Right to the point is the revealing slice of history Huffington dredges up to make her point that Summers also spoke up strongly in favor of what she rightly calls a "time bomb": Senator Phil Gramm's other measure that let these conglomerates-in-the-making create and trade derivatives — without regulation.

Those derivatives were manufactured by the kind of "financial engineering" that Volcker sneers at. Here's a last little bit from Huffington's own post:

Indeed, during a 1998 Senate hearing, Summers testified against the regulation of the derivatives market on the grounds that we could trust Wall Street. "The parties to these kinds of contract," he said, "are largely sophisticated financial institutions that would appear to be eminently capable of protecting themselves from fraud and counterparty insolvencies and most of which are already subject to basic safety and soundness regulation under existing banking and securities laws."

It would be hard to make assumptions that turned out to be more wrong than Summers' were.

Yet Obama has chosen Summers over Volcker.

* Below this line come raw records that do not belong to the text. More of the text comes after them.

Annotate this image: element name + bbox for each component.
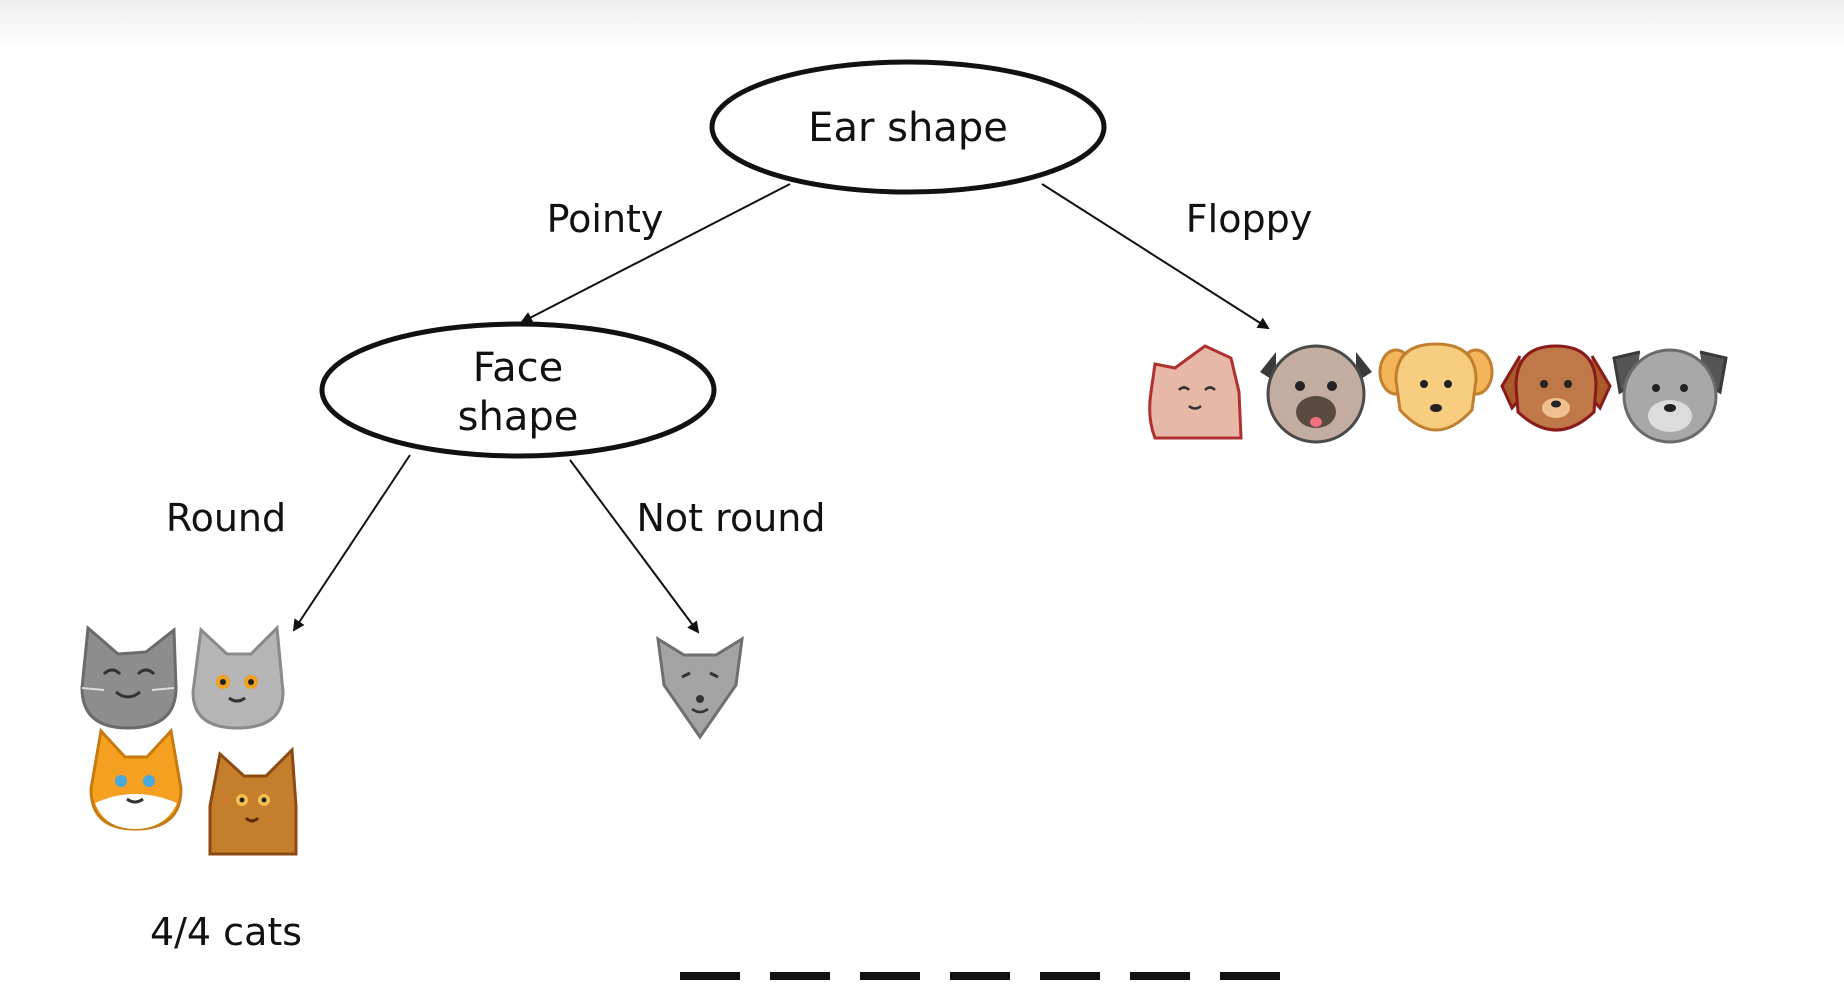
gray-cat-orange-eyes-icon <box>191 624 285 730</box>
edge-label-round: Round <box>166 496 286 540</box>
edge-floppy <box>1041 183 1270 330</box>
pug-dog-icon <box>1260 344 1372 444</box>
edge-not-round <box>569 459 700 634</box>
cropped-caption-fragment <box>680 972 1360 985</box>
face-shape-node: Face shape <box>319 321 717 459</box>
face-shape-label-line1: Face <box>473 345 563 391</box>
golden-dog-icon <box>1378 342 1494 432</box>
edge-label-pointy: Pointy <box>547 197 664 241</box>
orange-white-cat-icon <box>89 727 183 831</box>
brown-dog-icon <box>1500 344 1612 432</box>
leaf-count-round: 4/4 cats <box>150 910 302 954</box>
root-node: Ear shape <box>709 59 1107 195</box>
root-node-label: Ear shape <box>808 105 1008 151</box>
edge-label-not-round: Not round <box>637 496 826 540</box>
edge-pointy <box>520 183 791 323</box>
top-bar <box>0 0 1844 50</box>
gray-cat-pointy-icon <box>656 636 744 740</box>
gray-dog-icon <box>1612 348 1728 444</box>
face-shape-label-line2: shape <box>458 394 579 440</box>
edge-round <box>292 454 411 632</box>
brown-cat-icon <box>208 746 298 856</box>
edge-label-floppy: Floppy <box>1186 197 1312 241</box>
pink-cat-folded-ears-icon <box>1148 344 1243 440</box>
gray-cat-smiling-icon <box>80 624 178 730</box>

Kind of self-defeating if the president wants to pass a sweeping social agenda while at the same time he's not sending Wall Street to reform school but instead financing the bankers' revival of their reckless trading practices.

While the Europeans are crying for more regulation of the financial markets, Summers will be standing up for out-of-control business as usual on Wall Street — as soon as we take care of this pesky recession problem by keeping the focus on bailing out the bankers.